No les diría dónde estaba la ciudad de los hombres murciélago. Les dijo que la ciudad encerraba el espíritu de Wurutana. Pero no les dijo lo que era el «espíritu» de Wurutana. Insistió en que no lo sabía. El nunca había visto a Wurutana. Sólo los príncipes de los hombres murciélago lo habían visto. Al menos, él suponía que lo habían visto. Nunca había oído a ningún jefe decir que hubiese visto a Wurutana. Siempre al espíritu de Wurutana. Aquel Árbol era el cuerpo de Wurutana.

Wurutana era el dios de los hombres murciélago. También de los hombres leopardo y de los hombres osos, aunque los sencillos wuggrudes tenían además numerosos dioses.

Ulises sintió curiosidad por la capacidad de control de Wurutana. Le preguntó si los jrauszmiddumes y los wuggrudes luchaban entre sí alguna vez:

– Oh, sí -dijo Jyuks-. Todas las tribus luchan con las de al lado. Pero ninguna nos combate a nosotros; todos obedecen la voz de Wurutana.

¿Y cuántos hombres murciélago había?

Jyuks no lo sabía. Insistió, incluso después de desmayarse varias veces, que simplemente no lo sabía. Sabía que eran muchos. Muchísimos. ¿Cómo no habían de serlo? Eran los favoritos de Wurutana.

¿Había gente como Ulises en la costa sur?

Jyuks no lo sabía, pero había oído decir que sí. Después de todo, la costa estaba a muchos vuelos de distancia, y sólo un grupo reducido de los hombres murciélago llegaban tan lejos.





Por fin llegó la oscuridad. Jyuks estaba de nuevo inconsciente. Los hombre murciélago habían dejado de volar por los alrededores. Ulises pensó que debían estar investigando más allá, río abajo. Cuando descubrieran que habían perdido a dos de los suyos, no sabrían cuándo habían desaparecido. Y era casi imposible buscar allí en la oscuridad. En cuanto consideró que estaba lo bastante oscuro, dio la orden de marcha. Jyuks fue atado a la espalda de Ulises y se desmayó. Ulises le había dado palabra de que no le matarían si proporcionaba información.

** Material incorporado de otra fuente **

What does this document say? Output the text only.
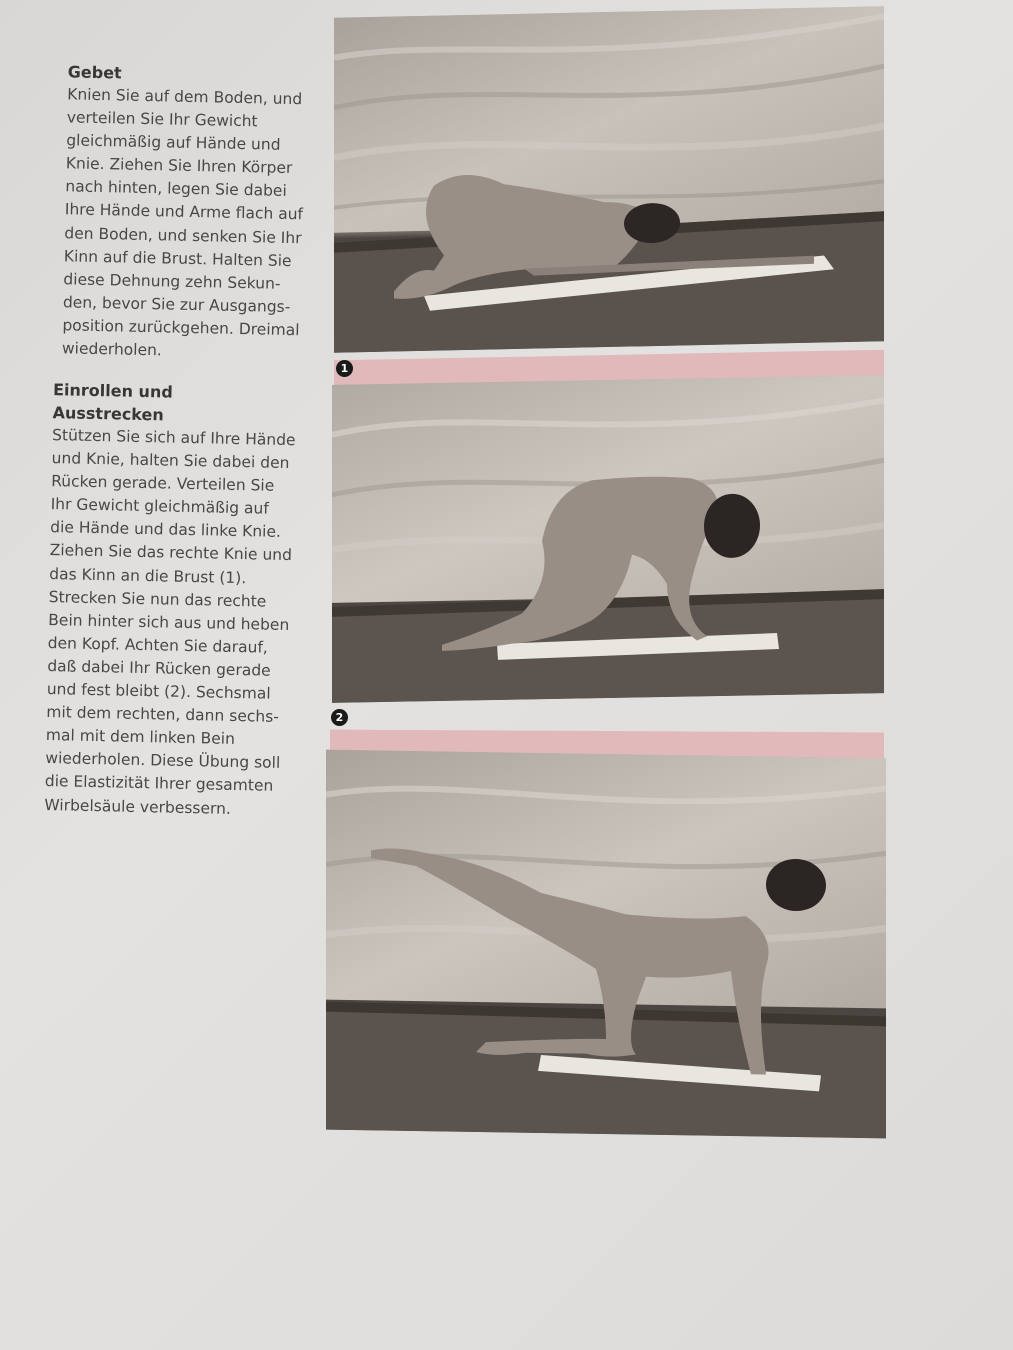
Gebet

Knien Sie auf dem Boden, und
verteilen Sie Ihr Gewicht
gleichmäßig auf Hände und
Knie. Ziehen Sie Ihren Körper
nach hinten, legen Sie dabei
Ihre Hände und Arme flach auf
den Boden, und senken Sie Ihr
Kinn auf die Brust. Halten Sie
diese Dehnung zehn Sekun-
den, bevor Sie zur Ausgangs-
position zurückgehen. Dreimal
wiederholen.

Einrollen und
Ausstrecken

Stützen Sie sich auf Ihre Hände
und Knie, halten Sie dabei den
Rücken gerade. Verteilen Sie
Ihr Gewicht gleichmäßig auf
die Hände und das linke Knie.
Ziehen Sie das rechte Knie und
das Kinn an die Brust (1).
Strecken Sie nun das rechte
Bein hinter sich aus und heben
den Kopf. Achten Sie darauf,
daß dabei Ihr Rücken gerade
und fest bleibt (2). Sechsmal
mit dem rechten, dann sechs-
mal mit dem linken Bein
wiederholen. Diese Übung soll
die Elastizität Ihrer gesamten
Wirbelsäule verbessern.

1
2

Si bien Jyuks no había contestado a todas las preguntas, había contestado a la mayoría. Y Ulises admiraba además el aguante y el valor del hombrecillo. Sabía que era peligroso ser sentimental con el enemigo, pero no tenía ningún deseo de matar a aquel pequeño ser. Además, podría utilizarle más tarde. Regresaron a donde habían escondido las balsas y los remos. Arrastraron las embarcaciones de nuevo hasta el agua y el grupo se lanzó por el oscuro río. La luz de la luna no penetraba muy hondo. En ocasiones, un rayo se filtraba por una avenida de ramas. En una ocasión, un pequeño rayo iluminó en el agua, delante de ellos, grandes objetos oscuros y redondeados. Hubo un bufido, y una aguja de agua brotó de una de las criaturas. Luego el agua se agitó y los cuerpos desaparecieron. Las balsas pasaron por allí mientras sus ocupantes esperaban, tensos y ansiosos, a que las grandes ratas acuáticas apareciesen junto a las balsas, o, peor aún, debajo de ellas. Pero las balsas pasaron sin que nadie las molestase.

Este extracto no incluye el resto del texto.